In terms of research, 3D modelling can be incredibly valuable for scientists. The Life Science project allows researchers to input their 3D data and create animations, 3D assets, 3D prints, VR scenes and interactive apps. These data can then become content for research, teaching, outreach, or public engagement for their projects. Outputs of this work could also be applied to the gaming industry, VR headsets, and be incorporated into the “Metaverse”, opening up new commercial avenues and the incorporation of science into other aspects of everyday life.

The XR Life Science workflow requires images to pass through a variety of image processing and games software packages, manual interventions and machine learning algorithms (Figure 2). In the future, the team aim to expand their image collection and services provided to researchers to include tutorials on image analysis linked to the XR facility at the University of Glasgow.

XR-Life Science basic workflow.  a) Images are scanned using either confocal microscopy (as shown) or MRI or EM 3D block.  b) Image volumes are created.  c) features of interest are segmented.  d) data is processed further to enable photorealistic rendering, 3D printing, animation and VR viewing.

Figure 2. XR-Life Science basic workflow. Images are scanned using either confocal microscopy (as shown) or MRI or EM 3D block (a), image volumes are created (b), features of interest are segmented (c), data is processed further to enable photorealistic rendering, 3D printing, animation and VR viewing (d).

The service products are digital and have immense educational and commercial potential. The Sketchfab collection has contributions from 16 research groups and Prof Daly’s YouTube channel, featuring image analysis tips and tutorials, has more than 4K subscribers and over 500,000 views.

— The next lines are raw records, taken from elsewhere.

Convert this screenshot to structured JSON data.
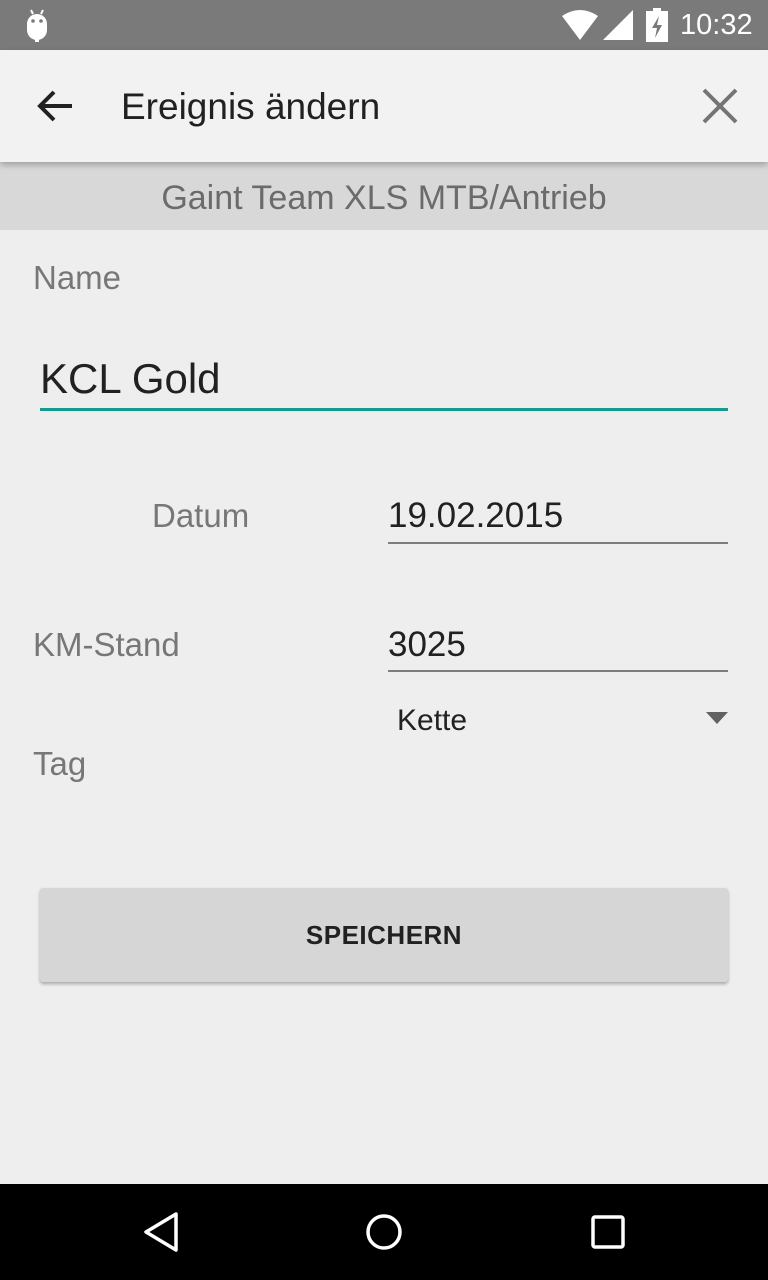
{
  "status_bar": {
    "time": "10:32",
    "icons": [
      "android-debug-icon",
      "wifi-icon",
      "signal-icon",
      "battery-charging-icon"
    ]
  },
  "app_bar": {
    "title": "Ereignis ändern",
    "icons": [
      "back-arrow-icon",
      "close-icon"
    ]
  },
  "subheader": {
    "text": "Gaint Team XLS MTB/Antrieb"
  },
  "form": {
    "name_label": "Name",
    "name_value": "KCL Gold",
    "datum_label": "Datum",
    "datum_value": "19.02.2015",
    "km_label": "KM-Stand",
    "km_value": "3025",
    "tag_label": "Tag",
    "tag_value": "Kette"
  },
  "actions": {
    "save_label": "SPEICHERN"
  },
  "colors": {
    "accent": "#139a8c",
    "status_bar": "#7a7a7a",
    "background": "#eeeeee",
    "subheader": "#d8d8d8"
  },
  "nav_bar": {
    "icons": [
      "nav-back-icon",
      "nav-home-icon",
      "nav-recents-icon"
    ]
  }
}
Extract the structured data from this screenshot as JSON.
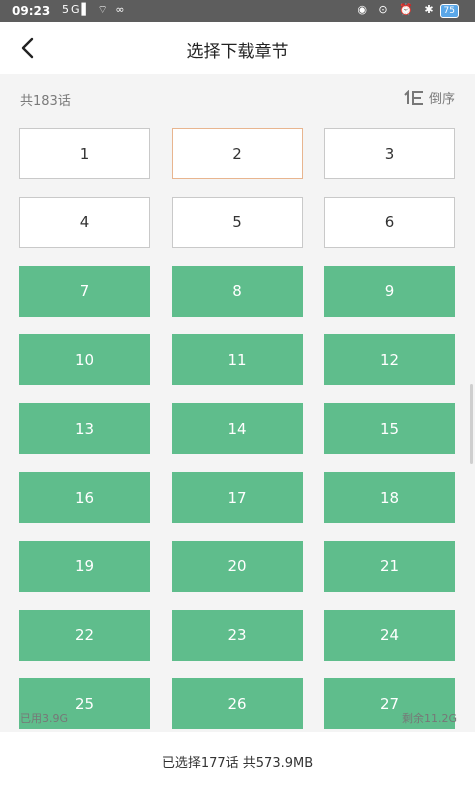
{
  "status_bar": {
    "time": "09:23",
    "signal_text": "5G▌ ⌔ ∞",
    "right_text": "◉ ⊙ ⏰ ✱",
    "battery": "75"
  },
  "header": {
    "title": "选择下载章节"
  },
  "list": {
    "total": "共183话",
    "sort_label": "倒序"
  },
  "chapters": [
    {
      "label": "1",
      "state": "empty"
    },
    {
      "label": "2",
      "state": "focused"
    },
    {
      "label": "3",
      "state": "empty"
    },
    {
      "label": "4",
      "state": "empty"
    },
    {
      "label": "5",
      "state": "empty"
    },
    {
      "label": "6",
      "state": "empty"
    },
    {
      "label": "7",
      "state": "selected"
    },
    {
      "label": "8",
      "state": "selected"
    },
    {
      "label": "9",
      "state": "selected"
    },
    {
      "label": "10",
      "state": "selected"
    },
    {
      "label": "11",
      "state": "selected"
    },
    {
      "label": "12",
      "state": "selected"
    },
    {
      "label": "13",
      "state": "selected"
    },
    {
      "label": "14",
      "state": "selected"
    },
    {
      "label": "15",
      "state": "selected"
    },
    {
      "label": "16",
      "state": "selected"
    },
    {
      "label": "17",
      "state": "selected"
    },
    {
      "label": "18",
      "state": "selected"
    },
    {
      "label": "19",
      "state": "selected"
    },
    {
      "label": "20",
      "state": "selected"
    },
    {
      "label": "21",
      "state": "selected"
    },
    {
      "label": "22",
      "state": "selected"
    },
    {
      "label": "23",
      "state": "selected"
    },
    {
      "label": "24",
      "state": "selected"
    },
    {
      "label": "25",
      "state": "selected"
    },
    {
      "label": "26",
      "state": "selected"
    },
    {
      "label": "27",
      "state": "selected"
    }
  ],
  "storage": {
    "used": "已用3.9G",
    "free": "剩余11.2G"
  },
  "footer": {
    "summary": "已选择177话 共573.9MB"
  },
  "colors": {
    "selected_green": "#5fbd8c",
    "focus_border": "#e8b58f"
  }
}
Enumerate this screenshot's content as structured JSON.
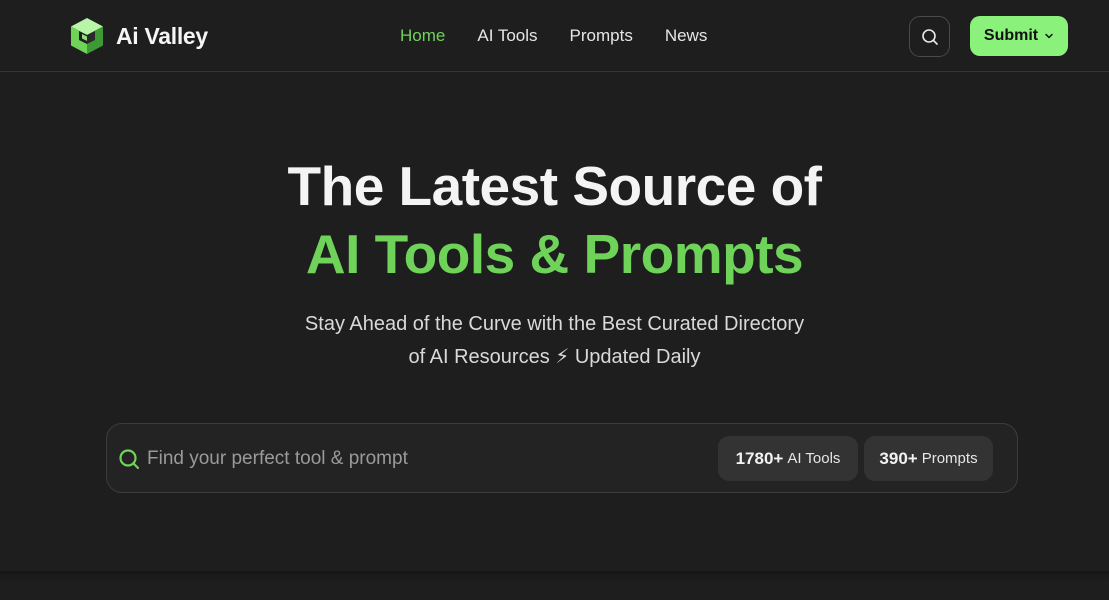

In the future, this work could be used in multiple applications, including:

  • Use as an educational tool for students of all stages.
  • Image analysis tutorials could provide training and expertise for professional development for users of all backgrounds.
  • Use as a tool to help researchers visualise their work, and for use in conferences, public engagement and outreach activities.
  • Use in the gaming market, in VR headsets, virtual productions and “metaverse technologies”.

In addition to his 3D assets collection, Prof Daly has used his 3D images and expertise gained in designing interactive educational content to create a Virtual Reality game to excite and attract school age students to physiology as a potential career pathway. Funded by the Physiological Society, the game invites users to enter the lab of a famous Physiology Professor following his mysterious disappearance and solve a variety of puzzles in order to discover his secret work. The game aims to educate users in a fun and interactive way, through solving puzzles, and is now open to the public. To learn more, or to download the game, click here.

 

Internal Funding Sources

This project has been supported by a variety of internal awards. Early stages of the project were funded by the MRC Proximity to Discovery Industry Engagement Fund (P2D) in 2018, following by a BBSRC Excellence with Impact award in 2019, and a Wellcome Trust Translational Partnership Award in 2021.

External Funding Sources

The development of the Virtual Reality game has been supported by a Physiological Society grant in 2020.